Doctoral Reflections: Asking Questions and Acupuncture/Dry Needling Explained
I usually have a running narrative in my head about medicine, ethics, and the deep psychology of the health messages we hear and share. A big part of this Doctoral program was how the branches of medicine work together and how to navigate it as a doctor or a patient. I’ll include a few take away messages in each newsletter. Here are a couple that have been coming up.
1) Asking Questions - One of the greatest discoveries in airline safety was that empowering co-pilot and crew to question the decisions of the pilot makes everyone safer. The same is true in medicine. Asking questions, asking for more resources, et.c. makes for better decisions and better outcomes. Of course, being respectful in doing so goes a long way, and makes the relationship more fulfilling and comfortable for everyone. It is also ok to ask about someone’s training.
1) Bring a list of questions you want to have answered
2) Ask where you can find out more.
3) Frame questions according to your experience
e.g. "I have been doing this therapy for 3 months, what signs will I notice if it is working?
2) Dry Needling and Acupuncture - I am regularly asked questions about acupuncture and dry needling. To be honest, this has been a bummer of a topic for a lot of us. I love working and collaborating with P.T.’s, M.D.’s, Nurse Practitioners, D.C.’s et.c. That is a big reason why I chose this Doctorate program, to understand how to be a team player in collaborative care. It is simply no fun to have an issue come up that creates divisiveness between people with the same goal, of serving our patients. Unfortunately, lobbyists and professional organizations aren’t beholden to the ethical standards of medicine, their job is to further the profession. In Colorado, Dry Needling made it into P.T.’s state practice act using an emergency injunction, adding it 24 hours before the legislature voted on renewal. It specifies that P.T.’s need 14 hours of training to practice dry needling aka acupuncture. I’ve talked to senior P.T.’s who agree this probably wasn’t done in patients’ best interest. I shadow a family practice M.D. with an additional 800 hours of training in Acupuncture and Chinese Medicine, who humbly admits that her training is sufficient but still entry level.

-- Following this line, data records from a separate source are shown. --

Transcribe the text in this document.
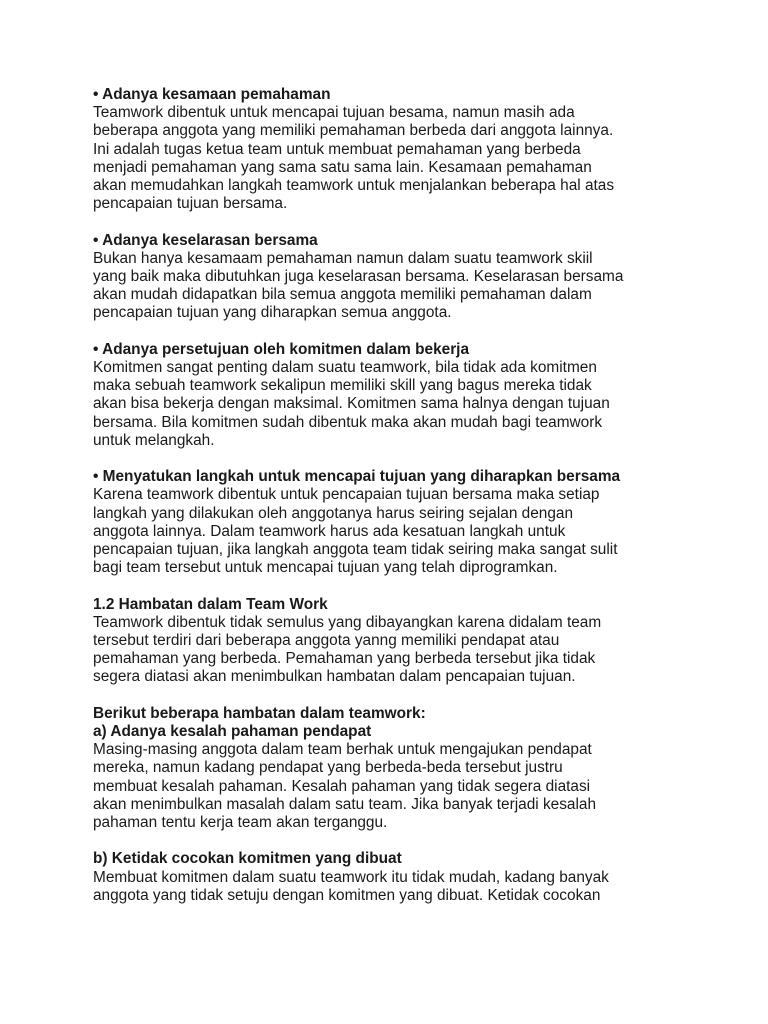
• Adanya kesamaan pemahaman
Teamwork dibentuk untuk mencapai tujuan besama, namun masih ada
beberapa anggota yang memiliki pemahaman berbeda dari anggota lainnya.
Ini adalah tugas ketua team untuk membuat pemahaman yang berbeda
menjadi pemahaman yang sama satu sama lain. Kesamaan pemahaman
akan memudahkan langkah teamwork untuk menjalankan beberapa hal atas
pencapaian tujuan bersama.
• Adanya keselarasan bersama
Bukan hanya kesamaam pemahaman namun dalam suatu teamwork skiil
yang baik maka dibutuhkan juga keselarasan bersama. Keselarasan bersama
akan mudah didapatkan bila semua anggota memiliki pemahaman dalam
pencapaian tujuan yang diharapkan semua anggota.
• Adanya persetujuan oleh komitmen dalam bekerja
Komitmen sangat penting dalam suatu teamwork, bila tidak ada komitmen
maka sebuah teamwork sekalipun memiliki skill yang bagus mereka tidak
akan bisa bekerja dengan maksimal. Komitmen sama halnya dengan tujuan
bersama. Bila komitmen sudah dibentuk maka akan mudah bagi teamwork
untuk melangkah.
• Menyatukan langkah untuk mencapai tujuan yang diharapkan bersama
Karena teamwork dibentuk untuk pencapaian tujuan bersama maka setiap
langkah yang dilakukan oleh anggotanya harus seiring sejalan dengan
anggota lainnya. Dalam teamwork harus ada kesatuan langkah untuk
pencapaian tujuan, jika langkah anggota team tidak seiring maka sangat sulit
bagi team tersebut untuk mencapai tujuan yang telah diprogramkan.
1.2 Hambatan dalam Team Work
Teamwork dibentuk tidak semulus yang dibayangkan karena didalam team
tersebut terdiri dari beberapa anggota yanng memiliki pendapat atau
pemahaman yang berbeda. Pemahaman yang berbeda tersebut jika tidak
segera diatasi akan menimbulkan hambatan dalam pencapaian tujuan.
Berikut beberapa hambatan dalam teamwork:
a) Adanya kesalah pahaman pendapat
Masing-masing anggota dalam team berhak untuk mengajukan pendapat
mereka, namun kadang pendapat yang berbeda-beda tersebut justru
membuat kesalah pahaman. Kesalah pahaman yang tidak segera diatasi
akan menimbulkan masalah dalam satu team. Jika banyak terjadi kesalah
pahaman tentu kerja team akan terganggu.
b) Ketidak cocokan komitmen yang dibuat
Membuat komitmen dalam suatu teamwork itu tidak mudah, kadang banyak
anggota yang tidak setuju dengan komitmen yang dibuat. Ketidak cocokan
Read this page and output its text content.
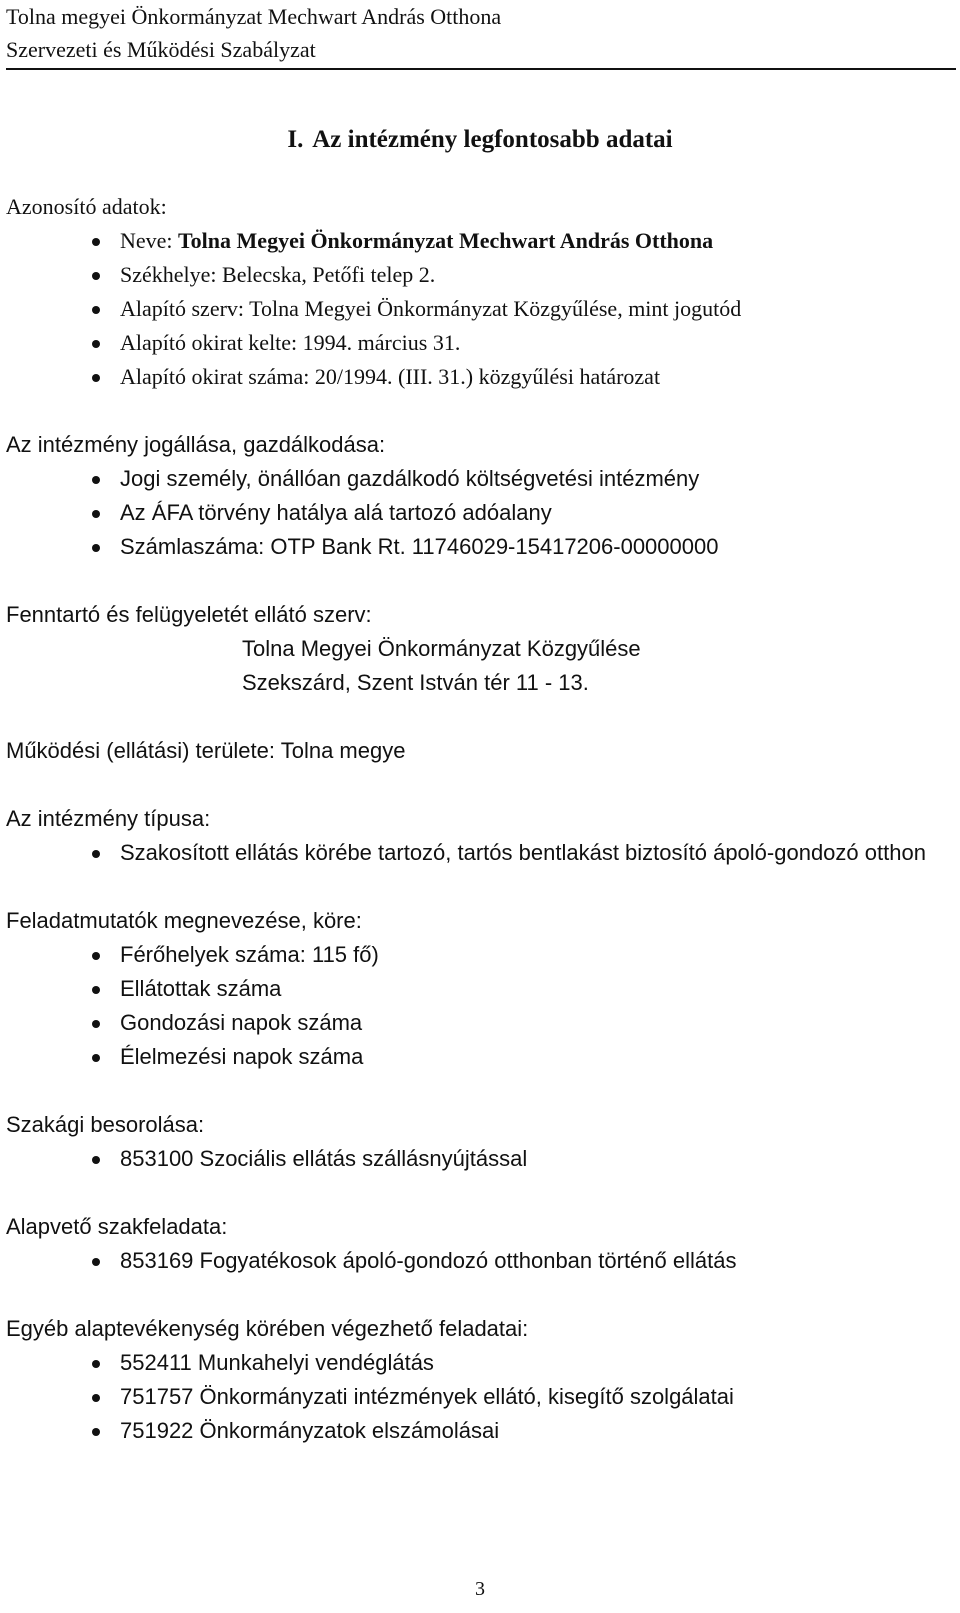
Tolna megyei Önkormányzat Mechwart András Otthona
Szervezeti és Működési Szabályzat
I. Az intézmény legfontosabb adatai

Azonosító adatok:

Neve: Tolna Megyei Önkormányzat Mechwart András Otthona
Székhelye: Belecska, Petőfi telep 2.
Alapító szerv: Tolna Megyei Önkormányzat Közgyűlése, mint jogutód
Alapító okirat kelte: 1994. március 31.
Alapító okirat száma: 20/1994. (III. 31.) közgyűlési határozat

Az intézmény jogállása, gazdálkodása:

Jogi személy, önállóan gazdálkodó költségvetési intézmény
Az ÁFA törvény hatálya alá tartozó adóalany
Számlaszáma: OTP Bank Rt. 11746029-15417206-00000000

Fenntartó és felügyeletét ellátó szerv:

Tolna Megyei Önkormányzat Közgyűlése
Szekszárd, Szent István tér 11 - 13.

Működési (ellátási) területe: Tolna megye

Az intézmény típusa:

Szakosított ellátás körébe tartozó, tartós bentlakást biztosító ápoló-gondozó otthon

Feladatmutatók megnevezése, köre:

Férőhelyek száma: 115 fő)
Ellátottak száma
Gondozási napok száma
Élelmezési napok száma

Szakági besorolása:

853100 Szociális ellátás szállásnyújtással

Alapvető szakfeladata:

853169 Fogyatékosok ápoló-gondozó otthonban történő ellátás

Egyéb alaptevékenység körében végezhető feladatai:

552411 Munkahelyi vendéglátás
751757 Önkormányzati intézmények ellátó, kisegítő szolgálatai
751922 Önkormányzatok elszámolásai
3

So what is the difference? Training. Acupuncture treats patients with a variety of techniques from trigger points (Ahshi in Chinese ) to channel based approaches to neurological stimulation. Training in an accredited school of Chinese Medicine, includes a deep understanding of how each point effects the body, a deep understanding of the system of medicine that uses needles as therapy, and over 1,000 hours of hands on training within a 3 - 4,000 hour program. Dry needling, is usually a single weekend course that covers clean technique and insertion into various points.
The takeaway… be informed! As a practitioner, I am legally liable for the referrals I make. I will most certainly continue referring to Physical Therapists and a host of other providers…. Just not for acupuncture!